Models from the AlphaFold DB are appended to the available structures / models if available. For these models we use the confidence values provided by AlphaFold (pLDDT) rescaled to be between 0 and 1. Since both pLDDT and QMEANDisCo are trained to predict lDDT (Cα-only for pLDDT and all-atom for QMEANDisCo) and are displayed in the same range, they should be considered comparable (From https://swissmodel.expasy.org/docs/repository_help.)
Another key parameter that you should know if you want to compare protein structures is the alpha carbon RMSD (see Structure alignment section). Any protein structural alignment will give you this parameter as an estimation of the difference of the structures.

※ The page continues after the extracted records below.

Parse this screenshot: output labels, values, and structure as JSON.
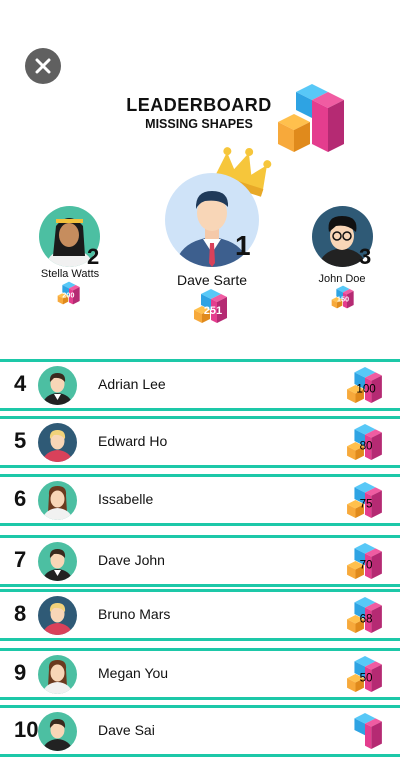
{
  "header": {
    "title": "LEADERBOARD",
    "subtitle": "MISSING SHAPES"
  },
  "podium": {
    "first": {
      "rank": "1",
      "name": "Dave Sarte",
      "score": "251"
    },
    "second": {
      "rank": "2",
      "name": "Stella Watts",
      "score": "200"
    },
    "third": {
      "rank": "3",
      "name": "John Doe",
      "score": "150"
    }
  },
  "rows": [
    {
      "rank": "4",
      "name": "Adrian Lee",
      "score": "100"
    },
    {
      "rank": "5",
      "name": "Edward Ho",
      "score": "80"
    },
    {
      "rank": "6",
      "name": "Issabelle",
      "score": "75"
    },
    {
      "rank": "7",
      "name": "Dave John",
      "score": "70"
    },
    {
      "rank": "8",
      "name": "Bruno Mars",
      "score": "68"
    },
    {
      "rank": "9",
      "name": "Megan You",
      "score": "50"
    },
    {
      "rank": "10",
      "name": "Dave Sai",
      "score": ""
    }
  ],
  "colors": {
    "accent": "#1dc8a8",
    "close_button": "#606060",
    "crown": "#f6c63b",
    "cube_blue": "#3ab4f2",
    "cube_pink": "#e43d8e",
    "cube_orange": "#f7a93b"
  }
}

You can align structure with many online servers, like RCSB, FATCAT2 or using molecular visualization apps, including Mol*, ChimeraX or PyMOL (see Protein Structure Display section).
Which model is better? Which regions are more difficult to model? Why?
Corollary: What can I do with my model and what I cannot?
A big power entails a big responsibility. The use of models entails a precaution and a need for experimental validation. However, knowing the limitations of our model is required for a realist use of it; and limits are defined by the model quality.
The accuracy of a comparative model is related to the percentage sequence identity on which it is based. High-accuracy comparative models can have about 1-2 Å root mean square (RMS) error for the main-chain atoms, which is comparable to the accuracy of a nuclear magnetic resonance (NMR) structure or an x-ray structure. These models can be used for functional studies and the prediction of protein partners, including drugs or other proteins working in the same process. Also, for some detailed studies, it would be convenient to refine your model by Molecular Dynamics and related methods towards a native-like structure. I suggest checking the review by Adiyaman and McGuffin (2019) on this topic.
On the contrary, low-accuracy comparative models are based on less than 20-30% sequence identity, hindering the modeling capacity and accuracy. Some of these models can be used for protein engineering purposes or to predict the function of orphan sequences based on the protein fold (using Dali or Foldseek).
As mentioned above, it also advisable to check the template structures and read the papers describing them in order to squeeze all the information from your model.
What do you think you could use our models of NEIL2 and HAdV-2pol?